Opill, a daily tablet known as the "mini-pill," contains one hormone, progestin. It was approved for prescription use in 1973. To become an over-the-counter medication, Perrigo needed to prove to the FDA that Opill could be used safely and effectively by consumers who only relied on the drug's label for instruction. 

Hormone-based pills are the most common form of birth control in the U.S., and have been used by millions of women since the 1960s — although they have required a prescription until now. Contraceptive pills are already available over-the-counter across much of South America, Asia and Africa.

"Today's approval marks the first time a nonprescription daily oral contraceptive will be an available option for millions of people in the United States," said Dr.
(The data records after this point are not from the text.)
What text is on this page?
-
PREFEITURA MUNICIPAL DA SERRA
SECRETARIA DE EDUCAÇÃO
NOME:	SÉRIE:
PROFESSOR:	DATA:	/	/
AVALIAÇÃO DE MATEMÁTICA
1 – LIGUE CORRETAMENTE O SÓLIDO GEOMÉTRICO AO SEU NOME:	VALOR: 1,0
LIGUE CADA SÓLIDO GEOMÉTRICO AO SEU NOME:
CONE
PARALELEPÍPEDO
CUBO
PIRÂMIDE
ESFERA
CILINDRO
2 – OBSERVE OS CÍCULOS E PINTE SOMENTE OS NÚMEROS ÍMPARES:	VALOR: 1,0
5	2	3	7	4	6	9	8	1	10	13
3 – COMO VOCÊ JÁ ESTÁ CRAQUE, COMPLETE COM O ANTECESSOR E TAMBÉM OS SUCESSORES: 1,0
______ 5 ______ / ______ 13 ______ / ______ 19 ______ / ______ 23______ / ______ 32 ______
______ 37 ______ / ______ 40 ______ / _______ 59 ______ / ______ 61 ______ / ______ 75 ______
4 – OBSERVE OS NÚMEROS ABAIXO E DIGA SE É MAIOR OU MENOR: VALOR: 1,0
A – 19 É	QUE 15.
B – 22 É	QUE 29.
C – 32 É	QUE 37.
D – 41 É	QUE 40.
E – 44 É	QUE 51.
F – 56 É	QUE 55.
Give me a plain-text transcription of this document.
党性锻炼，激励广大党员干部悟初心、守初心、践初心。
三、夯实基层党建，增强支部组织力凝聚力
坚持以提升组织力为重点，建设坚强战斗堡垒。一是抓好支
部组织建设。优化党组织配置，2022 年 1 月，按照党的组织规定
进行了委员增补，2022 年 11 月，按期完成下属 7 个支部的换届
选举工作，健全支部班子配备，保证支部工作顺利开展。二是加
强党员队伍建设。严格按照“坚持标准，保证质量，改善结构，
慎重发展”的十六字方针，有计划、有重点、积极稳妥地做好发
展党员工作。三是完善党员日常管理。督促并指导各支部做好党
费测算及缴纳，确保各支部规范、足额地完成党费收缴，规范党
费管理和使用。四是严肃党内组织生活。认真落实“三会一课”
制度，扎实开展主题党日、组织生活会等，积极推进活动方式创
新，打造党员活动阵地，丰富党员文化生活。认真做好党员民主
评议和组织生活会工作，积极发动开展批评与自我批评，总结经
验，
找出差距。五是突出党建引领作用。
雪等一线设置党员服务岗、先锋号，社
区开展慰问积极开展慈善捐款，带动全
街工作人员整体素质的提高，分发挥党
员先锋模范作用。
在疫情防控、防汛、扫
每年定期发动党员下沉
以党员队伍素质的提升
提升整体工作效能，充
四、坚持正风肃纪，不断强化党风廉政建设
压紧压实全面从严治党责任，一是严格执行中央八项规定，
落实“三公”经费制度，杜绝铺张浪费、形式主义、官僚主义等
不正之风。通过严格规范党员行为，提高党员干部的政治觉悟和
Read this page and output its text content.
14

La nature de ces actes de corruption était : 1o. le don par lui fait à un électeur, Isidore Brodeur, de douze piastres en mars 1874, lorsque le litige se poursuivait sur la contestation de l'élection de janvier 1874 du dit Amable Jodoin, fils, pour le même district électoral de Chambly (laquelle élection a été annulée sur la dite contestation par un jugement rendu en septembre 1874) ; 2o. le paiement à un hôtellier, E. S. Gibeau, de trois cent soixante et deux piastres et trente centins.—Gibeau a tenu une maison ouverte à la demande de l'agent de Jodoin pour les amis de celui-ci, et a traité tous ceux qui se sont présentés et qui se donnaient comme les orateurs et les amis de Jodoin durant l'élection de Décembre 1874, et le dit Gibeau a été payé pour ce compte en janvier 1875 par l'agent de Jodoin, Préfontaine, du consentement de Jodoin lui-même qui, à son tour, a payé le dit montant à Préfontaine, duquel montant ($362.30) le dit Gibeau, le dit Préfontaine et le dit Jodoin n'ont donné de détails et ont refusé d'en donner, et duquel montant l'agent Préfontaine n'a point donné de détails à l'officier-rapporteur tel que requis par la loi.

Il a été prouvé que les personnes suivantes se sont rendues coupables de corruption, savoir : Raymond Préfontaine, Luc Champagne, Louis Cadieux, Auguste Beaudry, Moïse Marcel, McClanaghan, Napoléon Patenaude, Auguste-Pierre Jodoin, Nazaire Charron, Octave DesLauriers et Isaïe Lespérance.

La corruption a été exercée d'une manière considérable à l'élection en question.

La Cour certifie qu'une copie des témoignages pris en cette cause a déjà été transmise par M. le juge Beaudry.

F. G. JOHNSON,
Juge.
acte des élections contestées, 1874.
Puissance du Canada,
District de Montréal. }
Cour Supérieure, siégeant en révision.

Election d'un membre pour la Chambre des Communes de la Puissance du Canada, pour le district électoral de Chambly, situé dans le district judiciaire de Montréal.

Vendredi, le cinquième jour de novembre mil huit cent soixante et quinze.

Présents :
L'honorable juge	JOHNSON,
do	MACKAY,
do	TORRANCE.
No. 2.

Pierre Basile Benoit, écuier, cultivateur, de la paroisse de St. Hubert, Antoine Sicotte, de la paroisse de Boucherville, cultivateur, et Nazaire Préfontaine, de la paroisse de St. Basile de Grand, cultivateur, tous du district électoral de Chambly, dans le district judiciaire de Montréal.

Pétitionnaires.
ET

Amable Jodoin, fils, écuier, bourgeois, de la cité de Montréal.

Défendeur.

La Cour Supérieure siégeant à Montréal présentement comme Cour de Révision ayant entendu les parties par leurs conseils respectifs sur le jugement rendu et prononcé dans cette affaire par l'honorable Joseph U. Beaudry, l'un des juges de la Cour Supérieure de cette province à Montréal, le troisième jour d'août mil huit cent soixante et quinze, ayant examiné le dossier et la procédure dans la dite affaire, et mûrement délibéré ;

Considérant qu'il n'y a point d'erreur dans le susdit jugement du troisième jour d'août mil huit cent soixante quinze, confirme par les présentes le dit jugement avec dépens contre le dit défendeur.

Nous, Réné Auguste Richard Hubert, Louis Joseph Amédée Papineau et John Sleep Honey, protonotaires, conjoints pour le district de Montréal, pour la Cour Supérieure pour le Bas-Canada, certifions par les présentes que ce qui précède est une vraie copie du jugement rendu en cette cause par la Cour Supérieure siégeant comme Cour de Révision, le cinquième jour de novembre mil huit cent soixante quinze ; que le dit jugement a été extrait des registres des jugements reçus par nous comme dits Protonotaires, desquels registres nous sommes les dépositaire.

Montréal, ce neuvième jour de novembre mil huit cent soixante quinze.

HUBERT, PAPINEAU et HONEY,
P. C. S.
Patrizia Cavazzoni, director of the FDA's Center for Drug Evaluation and Research. "When used as directed, daily oral contraception is safe and is expected to be more effective than currently available nonprescription contraceptive methods in preventing unintended pregnancy."

Almost half of the 6.1 million pregnancies in the U.S. each year are unintended pregnancies, which have been linked to negative maternal and perinatal outcomes. Eliminating the need to obtain a prescription for birth control pills removes a barrier faced by people who do not regularly see a doctor. 

"Today's approval is a groundbreaking expansion for women's health in the U.S. and a significant milestone towards addressing a key unmet need for contraceptive access," said Frederique Welgryn, Perrigo's global vice president for women's health. 

Medical groups in the U.S., including American Medical Association and the American College of Obstetricians and Gynecologists, have pushed for an over-the-counter birth control for years. 

The FDA's approval arrived during a period of legal battles over reproductive rights. Since the U.S. Supreme Court overturned Roe v. Wade last year, many states have placed greater restrictions on abortions and though the abortion pill mifepristone remains available wherever abortion is legal, its fate remains uncertain.